Zur Beantwortung dieser Fragen sollte man sich erst einmal klarmachen, welche Mechanismen dazu führen können, dass durch die Erdgasförderung bedingte Gebäudeschäden entstehen.
Was am 11.November 2012 im Bereich des Erdgasfeldes Völkersen geschehen ist, umschreibt die Erdgasindustrie gerne mit dem etwas weniger dramatischen Begriff des „seismischen Ereignisses“. Hierbei handelt es sich jedoch um nichts anderes als um ein durch die industrielle Tätigkeit der Förderung von Erdgas verursachtes Erdbeben.
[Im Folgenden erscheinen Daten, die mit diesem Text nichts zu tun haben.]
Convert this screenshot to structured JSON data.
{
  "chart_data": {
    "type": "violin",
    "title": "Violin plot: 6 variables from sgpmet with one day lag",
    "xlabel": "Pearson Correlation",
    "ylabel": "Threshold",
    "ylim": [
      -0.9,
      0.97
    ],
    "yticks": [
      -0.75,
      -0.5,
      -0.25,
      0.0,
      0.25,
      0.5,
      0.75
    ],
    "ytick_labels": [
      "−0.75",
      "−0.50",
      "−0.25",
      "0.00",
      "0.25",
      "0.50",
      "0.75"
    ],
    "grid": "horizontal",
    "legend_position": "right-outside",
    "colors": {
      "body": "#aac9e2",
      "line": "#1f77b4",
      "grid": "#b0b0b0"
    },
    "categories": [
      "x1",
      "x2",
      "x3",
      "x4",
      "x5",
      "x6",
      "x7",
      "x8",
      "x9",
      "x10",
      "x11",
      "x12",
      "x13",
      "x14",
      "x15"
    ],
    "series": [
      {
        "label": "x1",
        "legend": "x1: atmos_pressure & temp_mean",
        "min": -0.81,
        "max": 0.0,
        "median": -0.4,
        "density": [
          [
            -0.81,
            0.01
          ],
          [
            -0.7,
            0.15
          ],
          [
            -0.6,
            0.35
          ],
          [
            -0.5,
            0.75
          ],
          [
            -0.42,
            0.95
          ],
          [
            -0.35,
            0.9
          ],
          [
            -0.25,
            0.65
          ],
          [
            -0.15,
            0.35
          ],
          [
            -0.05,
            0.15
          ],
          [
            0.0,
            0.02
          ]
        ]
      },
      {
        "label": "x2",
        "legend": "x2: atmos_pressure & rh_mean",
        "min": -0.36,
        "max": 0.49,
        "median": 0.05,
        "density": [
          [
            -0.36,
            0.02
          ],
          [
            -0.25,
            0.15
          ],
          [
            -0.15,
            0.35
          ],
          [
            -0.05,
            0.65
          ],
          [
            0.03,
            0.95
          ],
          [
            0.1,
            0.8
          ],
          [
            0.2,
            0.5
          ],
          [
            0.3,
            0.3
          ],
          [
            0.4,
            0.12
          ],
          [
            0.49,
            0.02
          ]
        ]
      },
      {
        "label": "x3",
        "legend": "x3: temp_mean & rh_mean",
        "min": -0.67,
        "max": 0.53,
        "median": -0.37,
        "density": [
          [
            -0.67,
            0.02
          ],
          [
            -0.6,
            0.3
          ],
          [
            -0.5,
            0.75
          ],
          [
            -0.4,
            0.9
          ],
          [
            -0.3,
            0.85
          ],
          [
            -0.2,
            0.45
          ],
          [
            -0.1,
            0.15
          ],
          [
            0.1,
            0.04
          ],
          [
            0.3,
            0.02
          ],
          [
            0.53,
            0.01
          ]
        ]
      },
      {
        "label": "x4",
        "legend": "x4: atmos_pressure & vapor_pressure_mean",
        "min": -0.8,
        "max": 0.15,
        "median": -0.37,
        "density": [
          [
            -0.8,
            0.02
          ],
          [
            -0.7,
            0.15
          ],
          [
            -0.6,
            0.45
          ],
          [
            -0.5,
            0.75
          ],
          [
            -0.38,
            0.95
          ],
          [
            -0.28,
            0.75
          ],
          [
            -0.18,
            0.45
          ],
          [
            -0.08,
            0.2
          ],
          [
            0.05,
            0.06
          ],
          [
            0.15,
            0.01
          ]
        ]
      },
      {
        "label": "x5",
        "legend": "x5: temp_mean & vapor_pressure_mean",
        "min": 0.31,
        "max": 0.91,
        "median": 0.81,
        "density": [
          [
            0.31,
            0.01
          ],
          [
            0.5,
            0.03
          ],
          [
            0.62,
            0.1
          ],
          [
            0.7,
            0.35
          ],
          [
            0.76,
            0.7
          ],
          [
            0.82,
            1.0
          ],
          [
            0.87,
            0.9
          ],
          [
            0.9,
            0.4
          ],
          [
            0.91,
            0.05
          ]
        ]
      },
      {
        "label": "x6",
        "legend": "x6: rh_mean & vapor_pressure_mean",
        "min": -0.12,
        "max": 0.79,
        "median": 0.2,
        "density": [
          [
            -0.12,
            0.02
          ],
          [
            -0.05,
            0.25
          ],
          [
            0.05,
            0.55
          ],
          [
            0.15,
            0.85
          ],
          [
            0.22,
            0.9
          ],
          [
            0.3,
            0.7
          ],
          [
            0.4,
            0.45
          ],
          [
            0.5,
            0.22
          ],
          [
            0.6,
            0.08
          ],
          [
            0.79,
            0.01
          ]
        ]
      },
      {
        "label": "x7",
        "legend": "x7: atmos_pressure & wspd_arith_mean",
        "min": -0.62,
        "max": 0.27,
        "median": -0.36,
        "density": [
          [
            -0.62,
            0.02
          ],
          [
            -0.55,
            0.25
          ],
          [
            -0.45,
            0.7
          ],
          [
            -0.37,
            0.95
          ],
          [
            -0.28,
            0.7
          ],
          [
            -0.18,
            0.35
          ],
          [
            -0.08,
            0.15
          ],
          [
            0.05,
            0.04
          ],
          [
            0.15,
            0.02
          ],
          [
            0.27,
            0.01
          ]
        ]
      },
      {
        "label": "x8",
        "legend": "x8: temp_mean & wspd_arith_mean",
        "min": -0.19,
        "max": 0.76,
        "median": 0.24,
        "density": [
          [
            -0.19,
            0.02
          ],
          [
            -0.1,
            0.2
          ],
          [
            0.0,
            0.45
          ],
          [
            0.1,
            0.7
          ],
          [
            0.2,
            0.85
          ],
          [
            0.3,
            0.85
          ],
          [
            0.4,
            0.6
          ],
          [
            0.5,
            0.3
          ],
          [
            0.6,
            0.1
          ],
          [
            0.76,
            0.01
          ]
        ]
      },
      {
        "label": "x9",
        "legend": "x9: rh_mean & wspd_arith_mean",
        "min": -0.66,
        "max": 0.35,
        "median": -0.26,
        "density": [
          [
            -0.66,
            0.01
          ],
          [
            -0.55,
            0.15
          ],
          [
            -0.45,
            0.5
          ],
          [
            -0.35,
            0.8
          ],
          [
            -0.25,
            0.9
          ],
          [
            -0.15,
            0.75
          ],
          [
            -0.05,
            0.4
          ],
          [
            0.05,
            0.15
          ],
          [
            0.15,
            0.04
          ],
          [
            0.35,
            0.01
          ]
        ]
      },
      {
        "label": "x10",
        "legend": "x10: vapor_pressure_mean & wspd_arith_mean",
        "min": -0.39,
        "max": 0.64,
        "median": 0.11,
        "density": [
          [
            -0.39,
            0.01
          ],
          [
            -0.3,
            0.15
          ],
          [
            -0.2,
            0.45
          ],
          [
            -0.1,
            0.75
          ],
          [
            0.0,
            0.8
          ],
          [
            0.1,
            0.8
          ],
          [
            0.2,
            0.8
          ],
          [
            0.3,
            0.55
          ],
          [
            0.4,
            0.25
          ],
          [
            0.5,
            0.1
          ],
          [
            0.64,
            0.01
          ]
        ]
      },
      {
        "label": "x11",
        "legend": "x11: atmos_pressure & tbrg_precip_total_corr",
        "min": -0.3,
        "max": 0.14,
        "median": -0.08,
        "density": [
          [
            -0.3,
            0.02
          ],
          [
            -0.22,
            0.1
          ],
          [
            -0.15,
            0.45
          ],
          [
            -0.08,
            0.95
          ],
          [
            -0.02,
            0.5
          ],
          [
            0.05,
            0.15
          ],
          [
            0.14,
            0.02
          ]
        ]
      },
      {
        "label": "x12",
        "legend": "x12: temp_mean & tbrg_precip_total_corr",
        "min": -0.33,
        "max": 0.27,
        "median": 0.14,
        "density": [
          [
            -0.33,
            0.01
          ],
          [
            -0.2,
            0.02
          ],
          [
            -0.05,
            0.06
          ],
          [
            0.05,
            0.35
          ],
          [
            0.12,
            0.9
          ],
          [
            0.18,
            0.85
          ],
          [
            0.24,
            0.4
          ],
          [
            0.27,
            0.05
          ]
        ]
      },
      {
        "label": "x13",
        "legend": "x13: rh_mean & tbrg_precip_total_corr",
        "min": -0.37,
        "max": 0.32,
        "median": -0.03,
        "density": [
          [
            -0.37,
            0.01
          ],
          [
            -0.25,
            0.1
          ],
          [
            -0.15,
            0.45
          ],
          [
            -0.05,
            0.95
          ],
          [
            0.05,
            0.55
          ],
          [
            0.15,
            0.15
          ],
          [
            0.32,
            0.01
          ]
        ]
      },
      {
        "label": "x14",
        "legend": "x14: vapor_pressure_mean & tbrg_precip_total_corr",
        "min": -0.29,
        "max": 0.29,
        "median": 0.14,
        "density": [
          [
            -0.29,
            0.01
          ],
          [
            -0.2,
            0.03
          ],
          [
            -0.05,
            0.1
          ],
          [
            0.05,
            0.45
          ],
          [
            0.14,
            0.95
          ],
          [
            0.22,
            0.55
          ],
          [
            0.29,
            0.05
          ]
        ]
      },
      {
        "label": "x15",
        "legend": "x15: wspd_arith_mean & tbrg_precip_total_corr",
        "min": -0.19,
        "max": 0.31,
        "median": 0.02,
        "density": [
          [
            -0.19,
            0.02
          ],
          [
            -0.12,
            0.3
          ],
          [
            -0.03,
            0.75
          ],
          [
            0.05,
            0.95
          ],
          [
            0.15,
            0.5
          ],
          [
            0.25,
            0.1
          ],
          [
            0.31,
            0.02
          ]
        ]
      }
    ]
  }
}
Diese entstehen durch einen plötzlichen Abbau von Spannungen („stress drop“) entlang von Bruchflächen in der Erdkruste, die sich durch die relative Bewegung der Gesteinsschichten auf beiden Seiten eines Bruches aufgebaut haben und wellenartig fortsetzen.Die Erdbebentätigkeit, die durch den plötzlichen Abbau von Spannungen verursacht wird, die auf menschliche Eingriffe in den Untergrund, hier die großflächige Förderung von Erdgas, zurückzuführen ist, wird dabei als „induzierte Seismizität“ bezeichnet.
Etwas ganz anderes stellen die durch die Ausbeutung des geologischen Untergrundes und der damit einhergehenden Schaffung von Hohlräumen häufig ebenfalls auftretenden Senkungen und Hebungen dar. Hierbei handelt es sich um senkrechte Bodenbewegungen, die, anders als fälschlicherweise von der Industrie gerne behauptet, keineswegs immer gleichmäßig ablaufen müssen und über einen längeren Zeitraum hinweg, wie z.B. im Steinkohlebergbau anerkannt, durchaus schädigende Ausmaße annehmen können. Für den Bereich der Erdgasförderung liegen hierzu aber kaum verwertbare Ergebnisse vor, so dass es dringend erforderlich ist, das Phänomen näher zu untersuchen. Doch dazu später mehr.
Was tun bei Erdbebenschäden?
Anders als bei den Senkungen und Hebungen kann allerdings heute auch in Deutschland – in den Niederlanden zum Beispiel ist das schon seit längerem anerkannt – wohl als unstreitig gelten, dass die Erdgasförderung Erdbeben auslösen kann und zukünftig auch noch Erdbeben auslösen wird. Der Streit darüber, ob und wie die dabei entstehenden Gebäudeschäden auszugleichen sind, dreht sich dann inzwischen auch um eine ganz andere Frage. Nämlich darum, ob diese Erdbeben geeignet sind, derartige Schäden zu verursachen und wer dieses zu beweisen hat.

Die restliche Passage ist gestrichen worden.